All of which brings us to this article from Conrad Black, which manages in remarkable fashion to combine reasoned discussion of policy alternatives with a fully-fleshed out version of the conspiracy theory, including an answer to the cui bono question.
Black's cavalier treatment of the statistics related to the pandemic is bizarre: if you don't believe that all the deaths reported as being caused by COVID are in fact virus related, then to what do you attribute the hundreds of thousands of "excess deaths" being reported around the world? The latest figure for "excess deaths" in the US is actually larger than the number of deaths attributed to COVID, which seems to suggest the virus death toll is actually being under-counted. That said, however, Black's preference for targeted measures to protect the vulnerable, together with mandatory mask wearing, is clearly a better policy choice than a full lockdown.
So far so good, but now Black goes full-on conspiracy theorist. Let's hear it in his own words:
The incumbent administration was practically certain of re-election prior to the outbreak of the COVID-19 crisis. The Democratic opposition saw a path to victory by agitating for a gigantic economic shutdown, which would lead to an economic recession that could then be portrayed as a needless depression generated by incompetent public-health management on the part of the Trump administration, even though the administration was following its opponents’ advice in shutting down, and is bringing the nation back to work more quickly than had been thought possible. The U.S. economic growth rate was 32 per cent in the third quarter and the United States has vastly outperformed all other advanced countries in the world since coming out of lockdown.
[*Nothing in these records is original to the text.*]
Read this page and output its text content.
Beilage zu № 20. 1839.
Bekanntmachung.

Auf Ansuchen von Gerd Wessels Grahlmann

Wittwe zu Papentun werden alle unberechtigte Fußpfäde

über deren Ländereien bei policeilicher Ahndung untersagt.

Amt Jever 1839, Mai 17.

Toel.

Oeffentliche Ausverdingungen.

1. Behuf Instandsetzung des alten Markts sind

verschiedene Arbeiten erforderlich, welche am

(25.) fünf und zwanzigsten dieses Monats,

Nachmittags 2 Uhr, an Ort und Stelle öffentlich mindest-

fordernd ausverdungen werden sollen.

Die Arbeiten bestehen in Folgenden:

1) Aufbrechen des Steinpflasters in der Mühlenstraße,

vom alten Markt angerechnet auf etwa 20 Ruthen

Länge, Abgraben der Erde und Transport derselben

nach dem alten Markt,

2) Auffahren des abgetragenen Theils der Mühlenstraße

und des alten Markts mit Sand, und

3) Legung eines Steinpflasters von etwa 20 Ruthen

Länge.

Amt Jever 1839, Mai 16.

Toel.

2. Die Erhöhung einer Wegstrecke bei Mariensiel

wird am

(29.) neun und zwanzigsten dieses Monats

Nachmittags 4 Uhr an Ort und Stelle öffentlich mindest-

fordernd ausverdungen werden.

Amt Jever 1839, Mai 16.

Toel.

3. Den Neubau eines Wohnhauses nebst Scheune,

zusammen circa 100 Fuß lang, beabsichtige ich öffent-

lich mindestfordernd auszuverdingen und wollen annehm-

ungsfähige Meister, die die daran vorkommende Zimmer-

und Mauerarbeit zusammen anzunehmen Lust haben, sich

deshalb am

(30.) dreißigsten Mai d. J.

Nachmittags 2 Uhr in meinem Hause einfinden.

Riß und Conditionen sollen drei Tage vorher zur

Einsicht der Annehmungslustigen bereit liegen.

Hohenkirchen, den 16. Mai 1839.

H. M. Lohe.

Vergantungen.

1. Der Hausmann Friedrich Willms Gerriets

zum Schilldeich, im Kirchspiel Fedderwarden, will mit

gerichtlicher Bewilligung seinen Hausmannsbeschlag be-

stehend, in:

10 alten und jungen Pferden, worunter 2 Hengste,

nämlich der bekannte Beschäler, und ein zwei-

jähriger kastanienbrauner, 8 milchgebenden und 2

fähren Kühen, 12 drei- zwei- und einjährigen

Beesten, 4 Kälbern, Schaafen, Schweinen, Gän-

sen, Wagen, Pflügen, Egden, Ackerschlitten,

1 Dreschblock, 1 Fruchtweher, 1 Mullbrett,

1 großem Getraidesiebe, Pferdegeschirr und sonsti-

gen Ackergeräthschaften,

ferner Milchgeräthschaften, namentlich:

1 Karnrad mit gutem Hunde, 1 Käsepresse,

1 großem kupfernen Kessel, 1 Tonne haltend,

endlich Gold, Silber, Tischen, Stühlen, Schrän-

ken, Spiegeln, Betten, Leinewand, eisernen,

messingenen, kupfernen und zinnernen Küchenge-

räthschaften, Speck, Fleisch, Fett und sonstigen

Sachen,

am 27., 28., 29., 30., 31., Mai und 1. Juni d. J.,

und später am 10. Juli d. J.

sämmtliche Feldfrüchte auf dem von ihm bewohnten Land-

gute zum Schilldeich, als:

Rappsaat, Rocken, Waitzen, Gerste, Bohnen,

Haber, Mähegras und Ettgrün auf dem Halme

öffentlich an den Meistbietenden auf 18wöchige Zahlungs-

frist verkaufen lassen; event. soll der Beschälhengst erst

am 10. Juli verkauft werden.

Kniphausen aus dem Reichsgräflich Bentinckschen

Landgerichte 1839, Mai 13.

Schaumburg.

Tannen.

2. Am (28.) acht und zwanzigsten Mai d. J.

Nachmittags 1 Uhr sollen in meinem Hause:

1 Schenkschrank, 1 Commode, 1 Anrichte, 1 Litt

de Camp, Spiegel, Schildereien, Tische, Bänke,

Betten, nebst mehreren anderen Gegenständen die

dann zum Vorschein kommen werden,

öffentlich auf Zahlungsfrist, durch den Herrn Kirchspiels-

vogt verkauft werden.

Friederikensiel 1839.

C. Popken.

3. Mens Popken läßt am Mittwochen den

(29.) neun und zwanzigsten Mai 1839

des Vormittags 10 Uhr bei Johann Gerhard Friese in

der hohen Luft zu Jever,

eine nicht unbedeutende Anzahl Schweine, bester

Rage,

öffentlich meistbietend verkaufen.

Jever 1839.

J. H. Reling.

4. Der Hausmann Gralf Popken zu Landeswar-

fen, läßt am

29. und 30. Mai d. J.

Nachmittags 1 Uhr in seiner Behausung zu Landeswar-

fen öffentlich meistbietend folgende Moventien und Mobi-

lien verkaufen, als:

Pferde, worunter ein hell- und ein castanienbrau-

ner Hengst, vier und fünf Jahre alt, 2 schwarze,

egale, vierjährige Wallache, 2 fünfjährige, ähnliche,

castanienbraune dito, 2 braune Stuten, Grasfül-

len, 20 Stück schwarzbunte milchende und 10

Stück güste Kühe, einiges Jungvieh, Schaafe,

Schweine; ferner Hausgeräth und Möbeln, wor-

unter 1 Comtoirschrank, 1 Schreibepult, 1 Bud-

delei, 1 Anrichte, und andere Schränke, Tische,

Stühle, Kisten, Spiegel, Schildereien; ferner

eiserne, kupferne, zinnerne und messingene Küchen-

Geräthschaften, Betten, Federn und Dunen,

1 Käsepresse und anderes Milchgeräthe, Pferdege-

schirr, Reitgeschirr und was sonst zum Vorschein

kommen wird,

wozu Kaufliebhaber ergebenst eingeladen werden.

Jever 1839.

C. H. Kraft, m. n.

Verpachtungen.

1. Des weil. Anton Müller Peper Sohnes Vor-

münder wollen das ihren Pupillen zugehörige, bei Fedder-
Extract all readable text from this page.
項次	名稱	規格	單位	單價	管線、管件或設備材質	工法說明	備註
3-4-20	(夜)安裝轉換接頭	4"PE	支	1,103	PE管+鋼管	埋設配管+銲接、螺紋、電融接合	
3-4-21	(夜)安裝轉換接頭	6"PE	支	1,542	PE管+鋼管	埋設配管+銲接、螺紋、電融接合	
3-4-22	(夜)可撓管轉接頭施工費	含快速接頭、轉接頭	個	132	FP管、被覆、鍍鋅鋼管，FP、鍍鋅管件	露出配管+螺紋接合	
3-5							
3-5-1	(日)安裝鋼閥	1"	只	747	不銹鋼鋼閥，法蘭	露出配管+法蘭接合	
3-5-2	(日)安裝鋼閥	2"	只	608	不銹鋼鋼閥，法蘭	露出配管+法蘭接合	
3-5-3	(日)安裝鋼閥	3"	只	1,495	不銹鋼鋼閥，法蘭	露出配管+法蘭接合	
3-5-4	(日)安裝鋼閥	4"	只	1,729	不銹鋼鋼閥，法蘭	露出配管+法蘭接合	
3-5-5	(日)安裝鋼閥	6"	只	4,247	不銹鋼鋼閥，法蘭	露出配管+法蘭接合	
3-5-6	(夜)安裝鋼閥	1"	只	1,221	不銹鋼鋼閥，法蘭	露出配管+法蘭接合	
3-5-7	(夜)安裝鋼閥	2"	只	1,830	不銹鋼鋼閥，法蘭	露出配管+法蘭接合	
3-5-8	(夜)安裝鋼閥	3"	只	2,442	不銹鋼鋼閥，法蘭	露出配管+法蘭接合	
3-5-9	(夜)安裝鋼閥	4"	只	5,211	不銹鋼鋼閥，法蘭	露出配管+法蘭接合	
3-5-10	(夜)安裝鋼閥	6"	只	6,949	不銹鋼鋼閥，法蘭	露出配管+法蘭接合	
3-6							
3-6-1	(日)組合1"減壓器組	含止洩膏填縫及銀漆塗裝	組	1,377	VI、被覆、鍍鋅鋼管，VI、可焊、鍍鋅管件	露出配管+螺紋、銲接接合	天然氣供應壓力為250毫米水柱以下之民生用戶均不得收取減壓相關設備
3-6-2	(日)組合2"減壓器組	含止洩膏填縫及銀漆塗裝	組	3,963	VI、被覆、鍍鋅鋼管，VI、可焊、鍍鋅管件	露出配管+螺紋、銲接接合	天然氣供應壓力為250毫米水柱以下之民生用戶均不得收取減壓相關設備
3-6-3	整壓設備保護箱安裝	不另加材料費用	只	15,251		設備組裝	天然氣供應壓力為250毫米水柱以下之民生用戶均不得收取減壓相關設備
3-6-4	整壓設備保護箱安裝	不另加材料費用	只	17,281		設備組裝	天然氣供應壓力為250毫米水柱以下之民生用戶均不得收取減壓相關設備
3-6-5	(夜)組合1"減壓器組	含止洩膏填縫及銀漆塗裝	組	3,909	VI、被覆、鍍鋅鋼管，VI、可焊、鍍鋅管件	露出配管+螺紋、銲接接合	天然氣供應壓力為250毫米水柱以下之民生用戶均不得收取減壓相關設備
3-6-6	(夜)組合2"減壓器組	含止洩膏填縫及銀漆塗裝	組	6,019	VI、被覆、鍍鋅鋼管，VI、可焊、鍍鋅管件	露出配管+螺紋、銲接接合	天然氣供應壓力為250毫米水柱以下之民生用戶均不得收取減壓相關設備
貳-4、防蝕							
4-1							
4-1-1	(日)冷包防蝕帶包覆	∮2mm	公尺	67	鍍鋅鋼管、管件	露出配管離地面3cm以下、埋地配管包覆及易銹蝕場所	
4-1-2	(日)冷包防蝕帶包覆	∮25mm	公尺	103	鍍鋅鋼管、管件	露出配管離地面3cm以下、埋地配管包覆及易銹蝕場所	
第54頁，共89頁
So much is factually wrong there. Opinion polls prior to the pandemic certainly did not suggest that Trump was "practically certain of re-election". The administration has never followed its opponents' advice in shutting down -- to the extent that there has been any effective response to the virus in the US, it has been at the State and local level. Lastly, despite Black's attempt to exaggerate the recovery by annualizing the third quarter growth rate*, it simply is not true that the US economy has "vastly outperformed". Since he now lives in Canada, you might think that Black would know that the True North has recouped a significantly larger proportion of the jobs lost in the early stages of the pandemic than the US has.
Still, at least we now know, courtesy of Conrad Black, the answer to that maddening cui bono question. It's the Democratic Party, of course! Anyone surprised?
* Actually he has done more than annualize it! The advance estimate for this measure is not due for release until October 29, so it is not clear what number His Lordship is using here. Would that be "fake news"?